Dr. Drew presented compelling new findings highlighting the potential of cathepsin activity as a biomarker for gastric cancer, confirmed through single-cell analysis in patient samples and molecular profiling in genetically engineered mouse models. These findings support the use of pegulicianine-fluorescence imaging in detecting early-stage and neoadjuvant-treated gastric tumors.

In collaboration with Lumicell, Dr. Drew and Dr. Chan led the first clinical trial of pegulicianine in gastrointestinal cancer patients (NCT02584244). In this study, patients with diffuse and intestinal-type gastric cancers received intravenous pegulicianine prior to undergoing curative-intent surgical resection. Post-surgical specimens imaged ex vivo demonstrated strong, tumor-specific fluorescence signals, correlating with pathologically confirmed cancerous tissue. Importantly, pegulicianine was well tolerated by all study participants.

"Most gastric cancers are diagnosed at a locally advanced stage, with five-year survival rates below 30%," said Dr. Chan. "Current screening approaches, such as random biopsies during upper endoscopy, lack sensitivity. These findings represent a shift toward enabling early and more accurate detection."

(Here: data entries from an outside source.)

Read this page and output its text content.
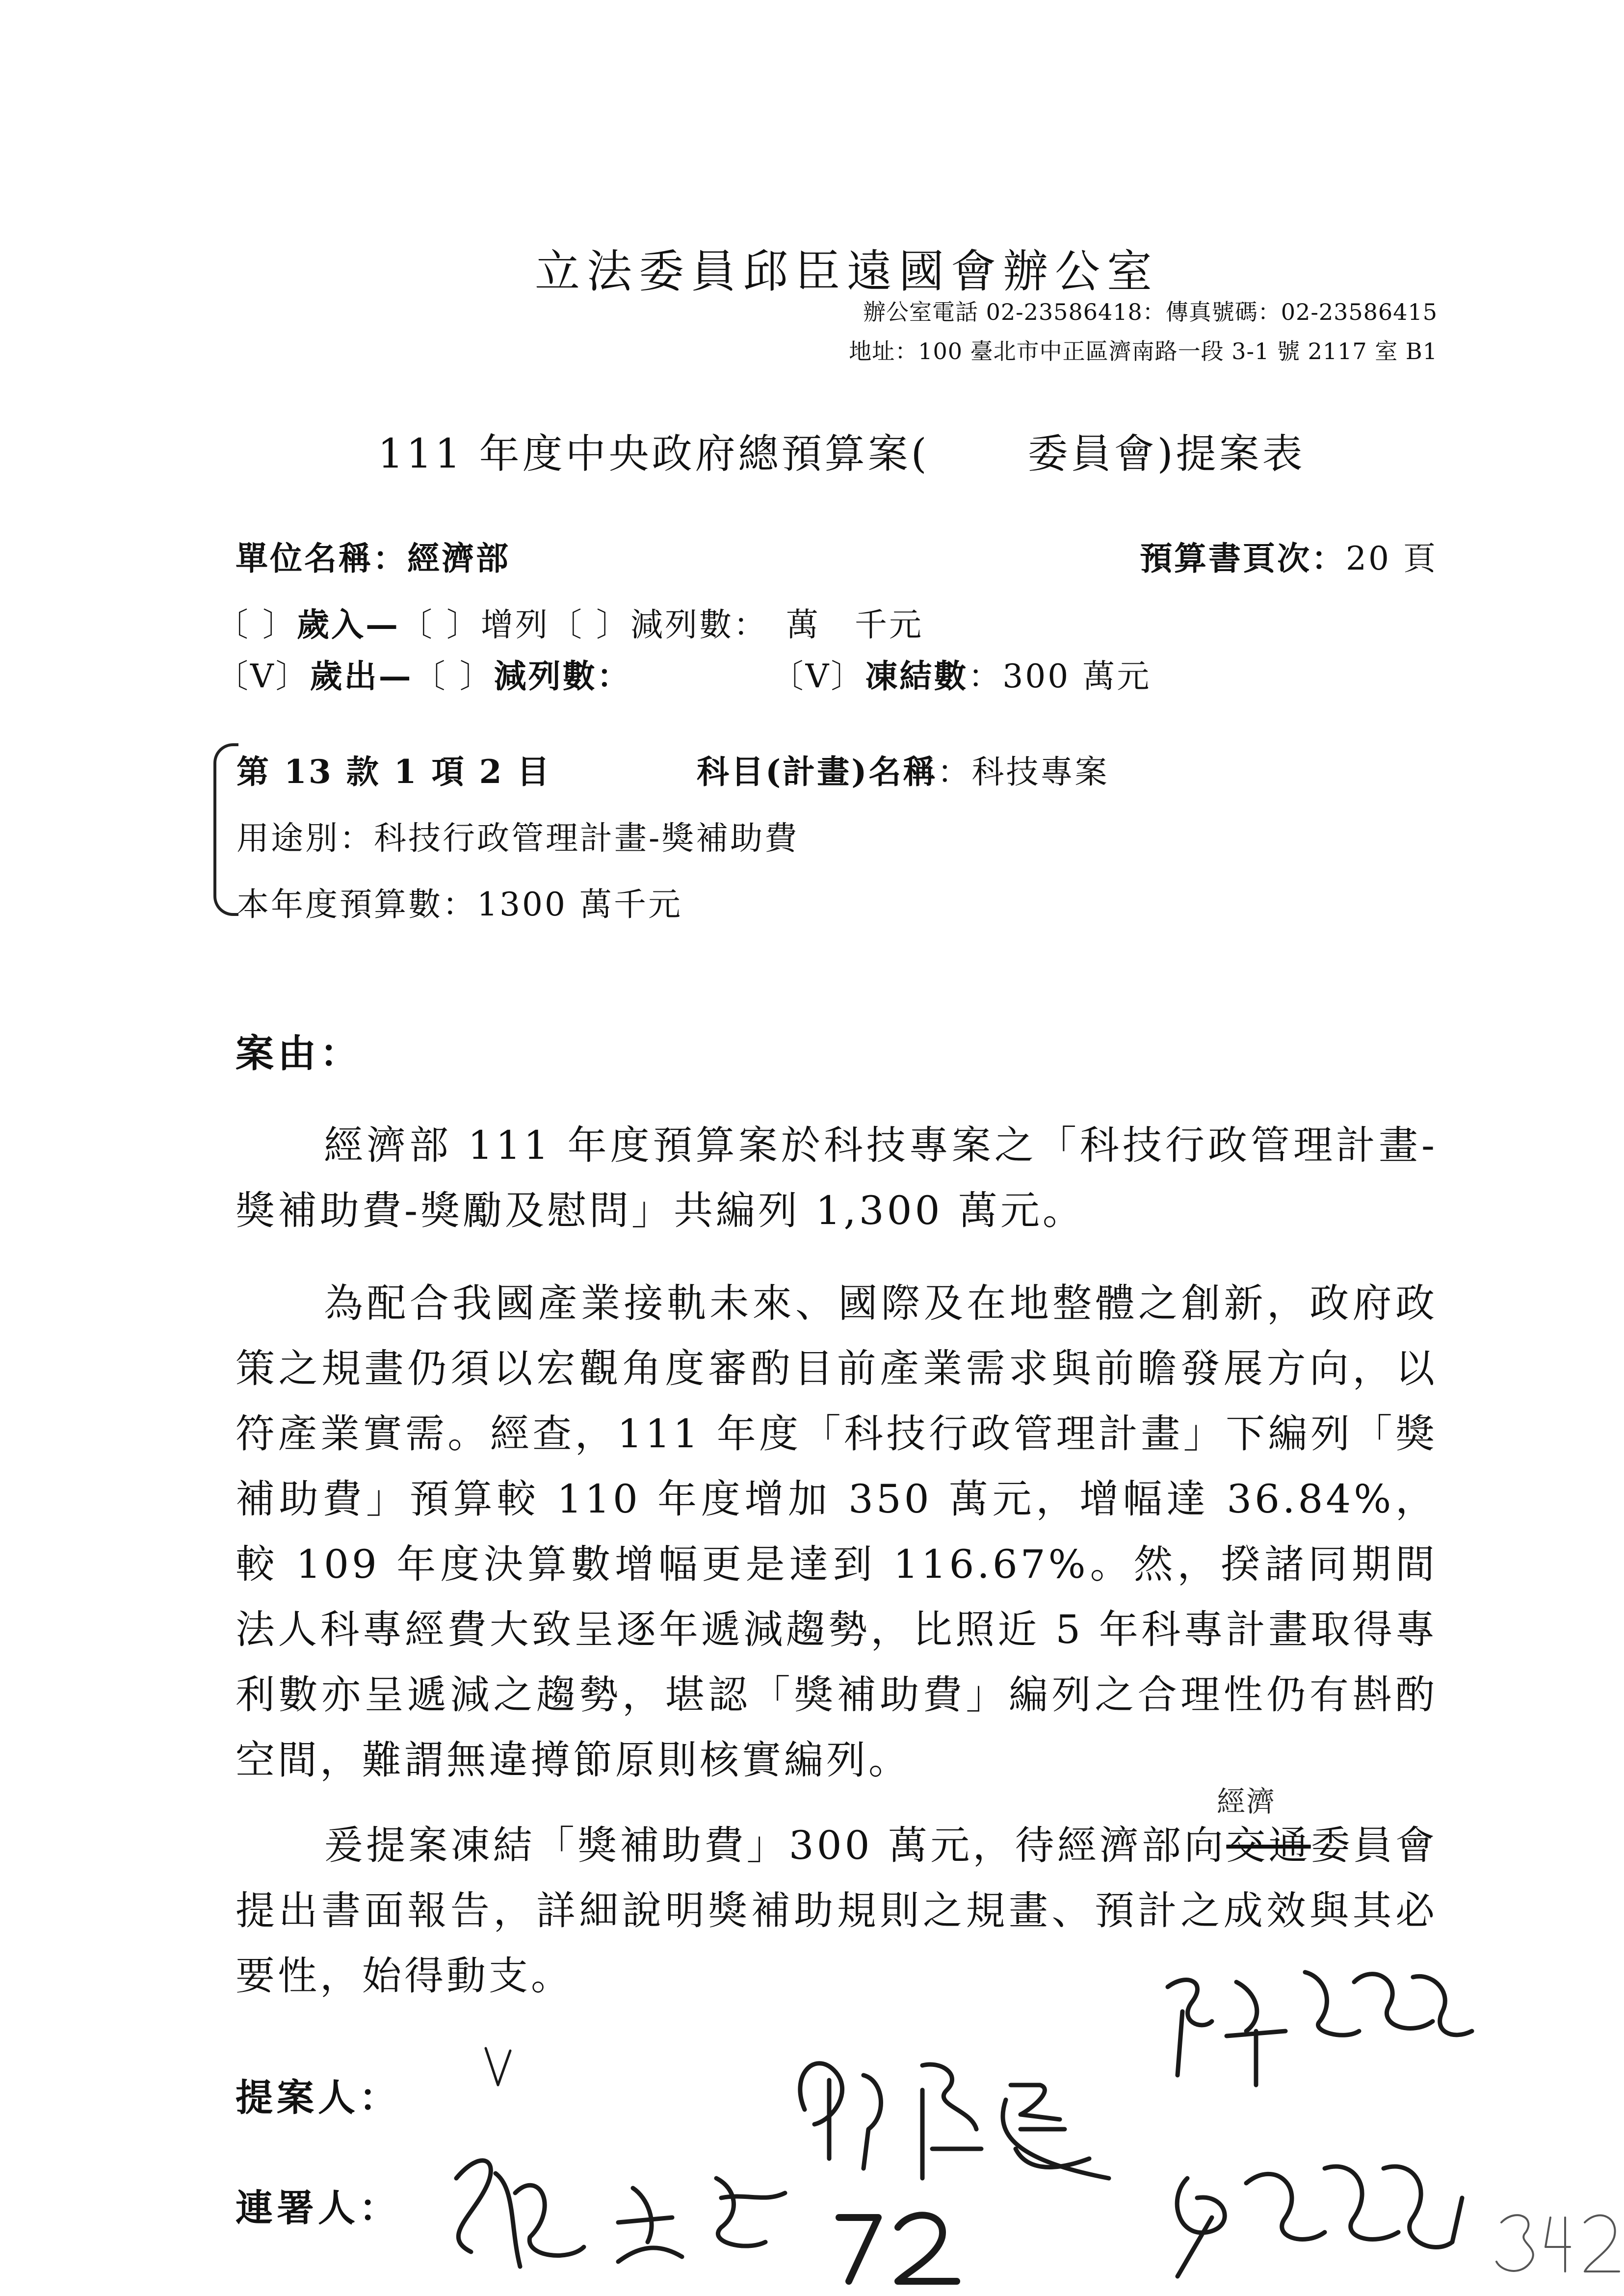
立法委員邱臣遠國會辦公室
辦公室電話 02-23586418：傳真號碼：02-23586415
地址：100 臺北市中正區濟南路一段 3-1 號 2117 室 B1
111 年度中央政府總預算案( 委員會)提案表
單位名稱：經濟部	預算書頁次：20 頁
〔 〕歲入—〔 〕增列〔 〕減列數：　萬　千元
〔V〕歲出—〔 〕減列數：	〔V〕凍結數：300 萬元
第 13 款 1 項 2 目	科目(計畫)名稱：科技專案
用途別：科技行政管理計畫-獎補助費
本年度預算數：1300 萬千元
案由：

經濟部 111 年度預算案於科技專案之「科技行政管理計畫-獎補助費-獎勵及慰問」共編列 1,300 萬元。

為配合我國產業接軌未來、國際及在地整體之創新，政府政策之規畫仍須以宏觀角度審酌目前產業需求與前瞻發展方向，以符產業實需。經查，111 年度「科技行政管理計畫」下編列「獎補助費」預算較 110 年度增加 350 萬元，增幅達 36.84%，較 109 年度決算數增幅更是達到 116.67%。然，揆諸同期間法人科專經費大致呈逐年遞減趨勢，比照近 5 年科專計畫取得專利數亦呈遞減之趨勢，堪認「獎補助費」編列之合理性仍有斟酌空間，難謂無違撙節原則核實編列。

爰提案凍結「獎補助費」300 萬元，待經濟部向交通委員會提出書面報告，詳細說明獎補助規則之規畫、預計之成效與其必要性，始得動支。

經濟
提案人：
連署人：
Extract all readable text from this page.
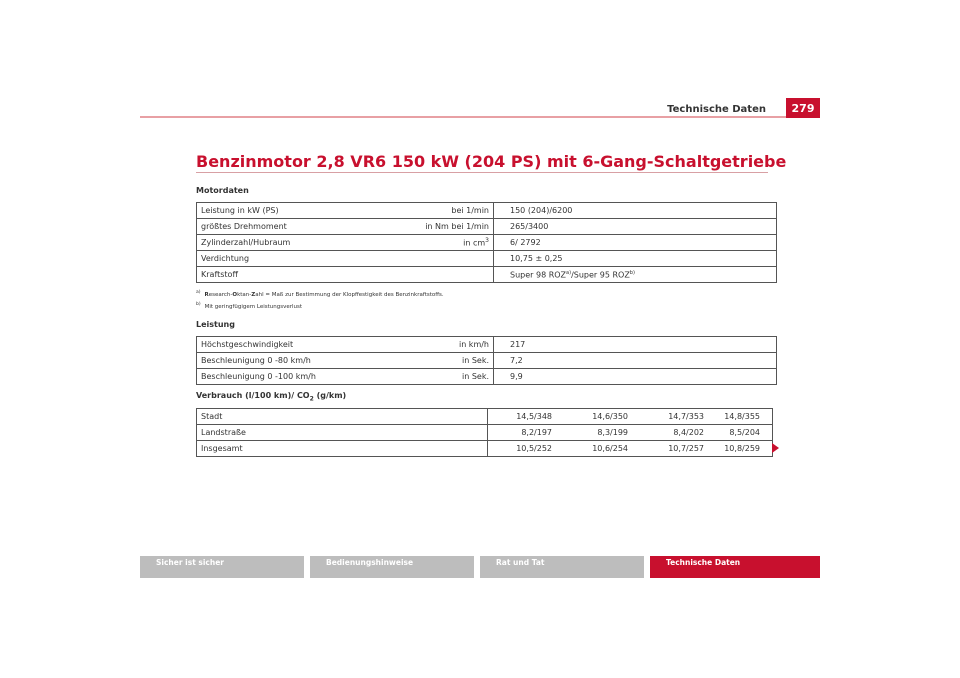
Technische Daten	279
Benzinmotor 2,8 VR6 150 kW (204 PS) mit 6-Gang-Schaltgetriebe
Motordaten
Leistung in kW (PS)	bei 1/min	150 (204)/6200
größtes Drehmoment	in Nm bei 1/min	265/3400
Zylinderzahl/Hubraum	in $cm^3$	6/ 2792
Verdichtung		10,75 ± 0,25
Kraftstoff		Super 98 ROZ$^{a)}$/Super 95 ROZ$^{b)}$
$^{a)}$ Research-Oktan-Zahl = Maß zur Bestimmung der Klopffestigkeit des Benzinkraftstoffs.
$^{b)}$ Mit geringfügigem Leistungsverlust
Leistung
Höchstgeschwindigkeit	in km/h	217
Beschleunigung 0 -80 km/h	in Sek.	7,2
Beschleunigung 0 -100 km/h	in Sek.	9,9
Verbrauch (l/100 km)/ $CO_2$ (g/km)
Stadt	14,5/348	14,6/350	14,7/353	14,8/355
Landstraße	8,2/197	8,3/199	8,4/202	8,5/204
Insgesamt	10,5/252	10,6/254	10,7/257	10,8/259
Sicher ist sicher	Bedienungshinweise	Rat und Tat	Technische Daten
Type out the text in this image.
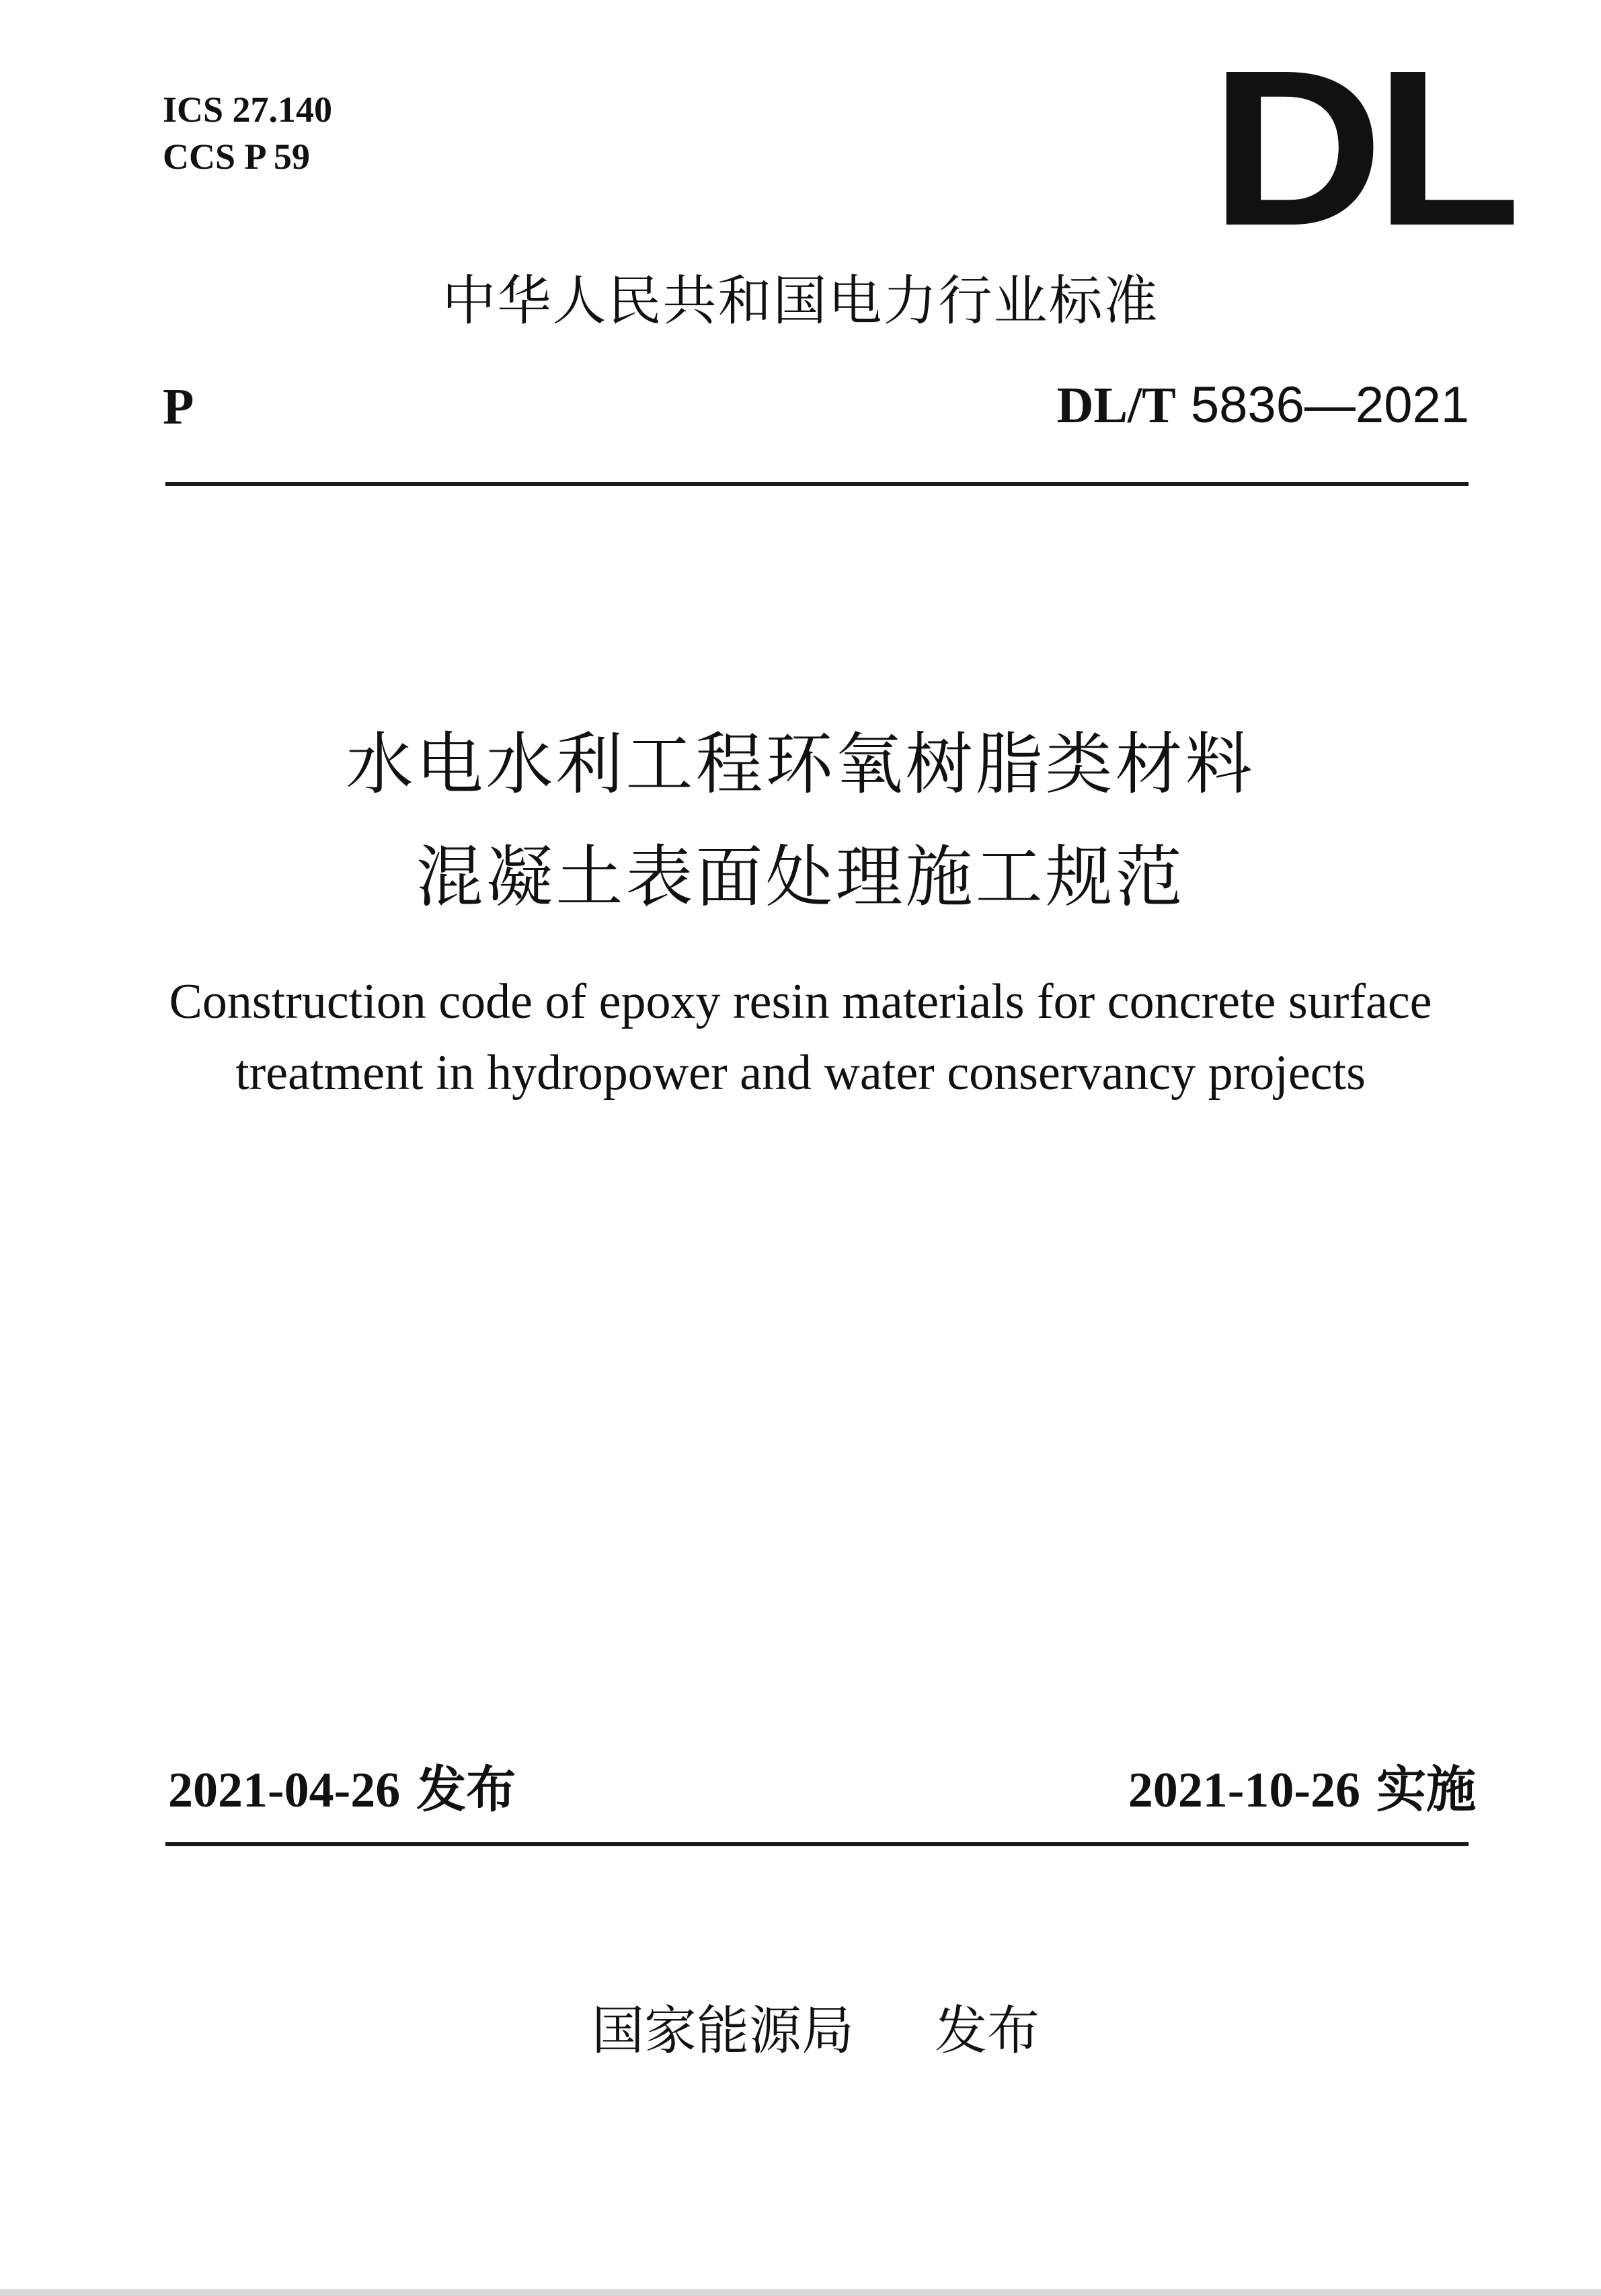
ICS 27.140
CCS P 59	DL
中华人民共和国电力行业标准
P	DL/T 5836—2021
水电水利工程环氧树脂类材料
混凝土表面处理施工规范
Construction code of epoxy resin materials for concrete surface
treatment in hydropower and water conservancy projects
2021-04-26 发布	2021-10-26 实施
国家能源局 发布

Dr. Drew added, "We are thrilled to share these feasibility results. This work is propelling us toward real-time, in vivo endoscopic imaging, which could improve early detection strategies of gastric and gastroesophageal cancers in the at-risk patient population."

The next stage of this research is in progress, involving an in vivo clinical trial of pegulicianine and Lumicell’s newly developed endoscopic imaging system.